ParrishFeb 10, 2015 10:05 AM

Hello Alpha
Firstly for those unaware Alpha introduced me to low light photography a few years ago now and he will know i speak as i find.
While i think of my wording i can only assume that Alpha is talking about 6Mp , and that's his trusty Nikon D40 :-).
We both had this camera and yes it certainly served extremely well and is of course a more than capable camera no matter what lens is used.
However, i managed to burn mine out and upgraded accordingly to the Nikon D90 ,again a great camera with double the resolution at 12Mp, some of best work has been with that camera.
Moving on, i was fortunate enough to be offered a used Nikon D7000 for a fraction of the cost and with only 1000 clicks of the shutter.This was another upgrade and certainly a viable one at the time, now im up to 16Mp.

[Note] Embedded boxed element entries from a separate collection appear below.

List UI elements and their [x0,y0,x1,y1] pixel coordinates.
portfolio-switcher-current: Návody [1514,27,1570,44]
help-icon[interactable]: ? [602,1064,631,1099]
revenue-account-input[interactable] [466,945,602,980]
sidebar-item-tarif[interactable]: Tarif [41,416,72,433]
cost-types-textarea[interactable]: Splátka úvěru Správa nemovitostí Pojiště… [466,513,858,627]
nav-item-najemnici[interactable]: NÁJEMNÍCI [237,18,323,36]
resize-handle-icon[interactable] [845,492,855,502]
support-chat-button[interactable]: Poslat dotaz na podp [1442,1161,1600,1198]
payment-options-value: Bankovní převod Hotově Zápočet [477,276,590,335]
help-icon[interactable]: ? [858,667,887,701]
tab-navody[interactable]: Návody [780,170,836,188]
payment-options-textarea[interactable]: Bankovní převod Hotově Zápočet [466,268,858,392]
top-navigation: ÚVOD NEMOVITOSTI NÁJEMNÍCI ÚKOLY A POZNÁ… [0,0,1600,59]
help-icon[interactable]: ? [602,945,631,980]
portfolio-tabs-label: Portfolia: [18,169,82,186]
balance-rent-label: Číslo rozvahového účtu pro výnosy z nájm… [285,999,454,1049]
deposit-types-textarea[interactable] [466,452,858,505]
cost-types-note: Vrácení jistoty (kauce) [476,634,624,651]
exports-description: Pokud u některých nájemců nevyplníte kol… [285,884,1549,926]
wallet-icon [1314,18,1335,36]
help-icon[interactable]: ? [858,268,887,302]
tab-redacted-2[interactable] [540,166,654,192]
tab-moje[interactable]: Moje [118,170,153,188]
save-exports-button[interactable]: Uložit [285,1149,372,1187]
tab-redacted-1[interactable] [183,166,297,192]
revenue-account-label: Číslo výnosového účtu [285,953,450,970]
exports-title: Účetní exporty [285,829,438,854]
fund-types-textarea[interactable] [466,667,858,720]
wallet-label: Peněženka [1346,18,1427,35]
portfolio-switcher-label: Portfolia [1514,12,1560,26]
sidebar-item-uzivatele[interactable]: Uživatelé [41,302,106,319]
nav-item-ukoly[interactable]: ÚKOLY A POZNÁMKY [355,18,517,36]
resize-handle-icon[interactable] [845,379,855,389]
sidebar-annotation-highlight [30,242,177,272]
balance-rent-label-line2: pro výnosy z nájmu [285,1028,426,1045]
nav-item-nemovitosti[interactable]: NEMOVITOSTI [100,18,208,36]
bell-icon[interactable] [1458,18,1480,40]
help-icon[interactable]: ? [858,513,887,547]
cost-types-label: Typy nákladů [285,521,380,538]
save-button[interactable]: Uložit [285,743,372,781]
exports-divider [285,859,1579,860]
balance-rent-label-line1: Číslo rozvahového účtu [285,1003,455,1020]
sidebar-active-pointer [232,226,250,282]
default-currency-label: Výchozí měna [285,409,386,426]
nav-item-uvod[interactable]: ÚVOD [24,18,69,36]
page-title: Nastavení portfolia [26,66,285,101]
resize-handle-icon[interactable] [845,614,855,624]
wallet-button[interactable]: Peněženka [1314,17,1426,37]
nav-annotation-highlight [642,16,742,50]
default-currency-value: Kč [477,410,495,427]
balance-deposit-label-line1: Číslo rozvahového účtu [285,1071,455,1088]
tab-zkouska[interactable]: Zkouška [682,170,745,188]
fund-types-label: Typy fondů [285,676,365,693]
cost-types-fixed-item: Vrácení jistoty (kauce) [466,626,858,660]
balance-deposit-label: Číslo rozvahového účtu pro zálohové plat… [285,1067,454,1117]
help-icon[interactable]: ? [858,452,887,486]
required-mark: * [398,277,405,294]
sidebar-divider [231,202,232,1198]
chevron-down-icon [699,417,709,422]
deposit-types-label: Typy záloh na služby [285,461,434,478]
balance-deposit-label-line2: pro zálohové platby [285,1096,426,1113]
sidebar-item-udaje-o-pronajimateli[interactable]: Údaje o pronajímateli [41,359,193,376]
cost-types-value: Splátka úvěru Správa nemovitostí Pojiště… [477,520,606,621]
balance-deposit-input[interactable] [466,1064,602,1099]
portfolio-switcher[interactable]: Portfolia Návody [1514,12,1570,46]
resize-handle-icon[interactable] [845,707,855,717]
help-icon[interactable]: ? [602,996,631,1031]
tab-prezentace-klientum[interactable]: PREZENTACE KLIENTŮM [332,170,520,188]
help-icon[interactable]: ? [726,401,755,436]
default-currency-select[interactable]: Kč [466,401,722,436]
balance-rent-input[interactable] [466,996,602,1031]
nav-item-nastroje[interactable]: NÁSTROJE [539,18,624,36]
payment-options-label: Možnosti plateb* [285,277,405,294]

Today i still have and use the 7000 ,its a remarkable camera, but ! ..now i have a Nikon D750 and its just amazing.
Does this make me a better photographer ?....Hell NO !, but what it does make me, is that my use of those extra pixels and awareness to the scene is now more crucial.
My upgrades have been warranted in my photography journey, as i progress, my work has progressed but not always necessarily because of those pixels. I only have to look back over my time with a camera to look at some of the quality i have produced, and some has been back when i first started with the Nikon D40.... so in response to Alpha, do we need those extra pixels, yes i think we do, but 50Mp no of course not.
If your a pro shooter i can see why you would want them, but as a hobbyist or enthusiast 24Mp is plenty and probably more than you can ever used.
These days i have a couple of magazines who occasionally ask for images, the D750 and its higher resolution is the answer for finer detail these mags require, but do not think for one minute that you have to have a high end camera.My best cover to date was shot on the Nikon D90 12Mp.

Lets not forget, 50Mp = new computer :-)

Alpha Whiskey PhotographyFeb 10, 2015 11:26 AM

Well said, Parrish! Of course, resolution has its merits, and my article does state that, but I wouldn't want anyone to think it was the sole reason to upgrade, believing that it would automatically make them a better photographer.
Someone of your skill level will produce great output however many pixels you have in hand :) Your upgrades have probably given you better AF and noise performance, better viewfinders and LCDs and better ergonomics. Lots more valid reason to upgrade as they complement your skill set. :)

PhotogenicsFeb 22, 2015 02:31 PM

Totally agree Alpha Whiskey. I remember in the old days of lusting for a Leica M3. It was going to lift my photos, overnight, to the pro level I dreamed about. The camera didnt. But the lenses I eventually got, certainly helped.
Modern cameras have reached a level of 'capture' quality that is more than adequate for the average user.
Today, with only a small percentage of photos being printed, (the majority viewed on a device), megapixels, IQ etc are almost irrelevant.
I wouldnt say the same for lenses though. I still use an old 2.8 80-200 Nikkor and a newer 24-70 2.8, and while some kit lenses are pretty good, I can usually tell the difference.
Which brings me to the point of my comment.
Rather than concentrating on the latest and greatest camera, I think the 2 factors in presenting a better than average photo today come down to just good glass and judicious editing.
Just like the old days :)
Cheers and thanks for the thought provoking article.

John DixonMar 29, 2015 04:31 AM

It's a blue tit, not a great tit ;-) Good article btw: I agree whole-heartedly. Do you sometimes think people attribute improvements in their photography to the more expensive gear they have acquired as time goes on, when it is really due to their increasing experience and skill? If you gave them back their first camera they would find they are making better images than when they first owned it...

MarkSep 25, 2016 01:31 PM

Only just came across this, but I think your label on the old severn bridge is wrong. It looks like the 'new' one to me.